Wednesday, 12 September 2012
Bonny and Clyde
Or a general fuzziness about life in general caused, in part, by the unfamiliar sensation of the country being on the winning side in a quite spectacular way these last 4 weeks. English football has thrown a bowl of ice cold water in our faces though.
Not even the sheer numb skull behaviour of our banking institutions has caused me to blow a fuse. The first example of banks being total plonkers was when I sent a cheque to a mate. I made it out to "Tom....". the bank refused it. He goes by Tom although he is technically Michael Thomas, but one of his names is Tom. What petty security minded nonsense. So I had to send him another cheque.
My bank - the Halifax - once a proud independent building society- now part of the bankrupt Bank of Scotland conglomerate sent me a cheque for £1.01 - an adjustment to a savings account. I dutifully took the cheque along to a branch and shoved the cheque into the automatic cheque teller - which immediately shoved it back out. I tried again with the same result.

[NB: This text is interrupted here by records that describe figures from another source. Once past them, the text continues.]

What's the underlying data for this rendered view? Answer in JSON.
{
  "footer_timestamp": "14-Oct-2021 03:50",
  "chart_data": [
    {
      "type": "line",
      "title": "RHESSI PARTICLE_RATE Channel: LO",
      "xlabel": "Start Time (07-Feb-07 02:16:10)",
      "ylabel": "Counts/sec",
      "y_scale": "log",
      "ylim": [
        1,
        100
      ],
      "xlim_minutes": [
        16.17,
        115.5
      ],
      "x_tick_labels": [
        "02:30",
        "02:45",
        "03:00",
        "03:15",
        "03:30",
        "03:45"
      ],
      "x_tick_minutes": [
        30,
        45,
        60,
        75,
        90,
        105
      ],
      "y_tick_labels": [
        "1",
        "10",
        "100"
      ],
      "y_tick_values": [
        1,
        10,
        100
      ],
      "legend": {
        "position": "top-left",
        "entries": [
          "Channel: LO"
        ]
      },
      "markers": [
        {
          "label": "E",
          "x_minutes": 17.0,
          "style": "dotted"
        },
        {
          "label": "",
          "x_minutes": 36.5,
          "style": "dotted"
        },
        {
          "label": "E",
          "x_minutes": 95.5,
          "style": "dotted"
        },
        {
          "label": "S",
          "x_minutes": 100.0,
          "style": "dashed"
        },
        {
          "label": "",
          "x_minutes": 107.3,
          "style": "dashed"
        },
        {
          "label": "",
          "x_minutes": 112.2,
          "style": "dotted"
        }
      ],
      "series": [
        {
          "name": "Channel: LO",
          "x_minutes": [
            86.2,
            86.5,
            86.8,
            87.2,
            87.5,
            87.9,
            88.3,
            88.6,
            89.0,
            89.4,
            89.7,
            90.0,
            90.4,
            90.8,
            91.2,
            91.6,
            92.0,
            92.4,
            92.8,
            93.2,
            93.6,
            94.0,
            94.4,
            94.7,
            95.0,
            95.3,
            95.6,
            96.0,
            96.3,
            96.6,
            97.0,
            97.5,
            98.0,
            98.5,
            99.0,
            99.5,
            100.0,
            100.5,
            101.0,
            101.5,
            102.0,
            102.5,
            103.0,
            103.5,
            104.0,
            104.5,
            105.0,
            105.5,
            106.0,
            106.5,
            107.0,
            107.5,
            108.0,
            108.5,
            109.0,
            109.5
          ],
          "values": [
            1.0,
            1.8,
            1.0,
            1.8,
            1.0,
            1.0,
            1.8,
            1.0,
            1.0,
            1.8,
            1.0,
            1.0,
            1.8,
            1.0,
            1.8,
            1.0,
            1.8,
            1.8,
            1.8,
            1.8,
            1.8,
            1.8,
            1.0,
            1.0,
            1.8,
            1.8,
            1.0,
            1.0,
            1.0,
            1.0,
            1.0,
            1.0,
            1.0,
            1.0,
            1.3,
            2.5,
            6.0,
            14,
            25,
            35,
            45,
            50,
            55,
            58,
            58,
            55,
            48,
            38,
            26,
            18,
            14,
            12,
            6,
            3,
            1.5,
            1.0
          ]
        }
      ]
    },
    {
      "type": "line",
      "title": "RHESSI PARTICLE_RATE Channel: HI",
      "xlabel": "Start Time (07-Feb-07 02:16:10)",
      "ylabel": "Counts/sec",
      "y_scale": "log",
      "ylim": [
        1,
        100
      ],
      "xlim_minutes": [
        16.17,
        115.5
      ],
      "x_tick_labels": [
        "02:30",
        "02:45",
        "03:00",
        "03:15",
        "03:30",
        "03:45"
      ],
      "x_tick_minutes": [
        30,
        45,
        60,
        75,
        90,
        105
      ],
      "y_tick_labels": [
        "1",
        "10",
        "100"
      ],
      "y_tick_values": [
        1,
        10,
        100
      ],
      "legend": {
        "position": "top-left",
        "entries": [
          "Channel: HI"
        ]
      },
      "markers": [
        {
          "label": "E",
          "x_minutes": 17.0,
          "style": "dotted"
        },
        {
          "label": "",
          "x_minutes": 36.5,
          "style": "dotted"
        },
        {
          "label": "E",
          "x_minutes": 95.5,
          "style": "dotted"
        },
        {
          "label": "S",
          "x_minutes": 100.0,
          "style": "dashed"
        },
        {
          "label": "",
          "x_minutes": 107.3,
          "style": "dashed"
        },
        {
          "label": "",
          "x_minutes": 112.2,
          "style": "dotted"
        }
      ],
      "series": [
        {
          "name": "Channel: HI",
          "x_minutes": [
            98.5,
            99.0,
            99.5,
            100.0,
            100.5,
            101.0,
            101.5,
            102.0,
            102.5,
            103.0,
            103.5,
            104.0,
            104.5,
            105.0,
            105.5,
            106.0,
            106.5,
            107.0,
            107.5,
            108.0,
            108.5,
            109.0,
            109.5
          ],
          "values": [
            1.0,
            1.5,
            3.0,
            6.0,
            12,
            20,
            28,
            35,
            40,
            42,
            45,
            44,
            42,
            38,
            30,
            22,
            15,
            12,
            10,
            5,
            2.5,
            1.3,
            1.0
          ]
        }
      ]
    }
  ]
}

A week or so later I had another cheque or two to pay in. This time I went to my local branch and presented the aforementioned piece of paper, along with the other cheques to the automatic teller. The same reaction; the blighter steadfastly refused to accept a cheque issued by its own bank, but happily gobbled up the others. So I queued, for 15 minutes to pay in one cheque for the sum of £1.01.
On the Sunday afternoon, I had a call from the bank; their Customer Satisfaction team. They were aware that I'd recently carried out an "over the counter transaction" and wanted to know how it went for me.
I tried to explain that as a transaction it was a pretty minor affair. I grunted "Hello" to the counter clerk, handed over the cheque for £1.01, inserted my debit card. They looked at their screen for a second or two, printed out a receipt, I removed my card, they said could they help with anything else, I grunted "No" and left.
But no, my views on that transaction, no matter how brief, were vital to the bank's continuing endeavour to improve the banking experience of their customers. "On a scale of one to ten, one being poor, ten being excellent how would you rate ......" This went on for hours. I explained that the reason I was paying in one cheque to the value of £1.01, issued by the Halifax was because their machines in various locations across this immense capital city of ours refused to accept the bloody thing. I also pointed out that I had to queue for 15 minutes, and putting my hourly rate at £300 the opportunity costs amounted to £75.
He took all this down and then asked would I recommend the bank to friends or colleagues! I stressed that I was only banking with Halifax because of a moment of madness five years when I left First Direct because Halifax were offering an insane 6% on current account balances up to £2,500. They promptly stopped that soon after I switched. I said that if I had my way I'd keep my cash under the mattress but the wife would complain.
He thanked me and wished me a pleasant what remained of a sunny Sunday afternoon. I fell back into the slumber from which the phone call had raised me.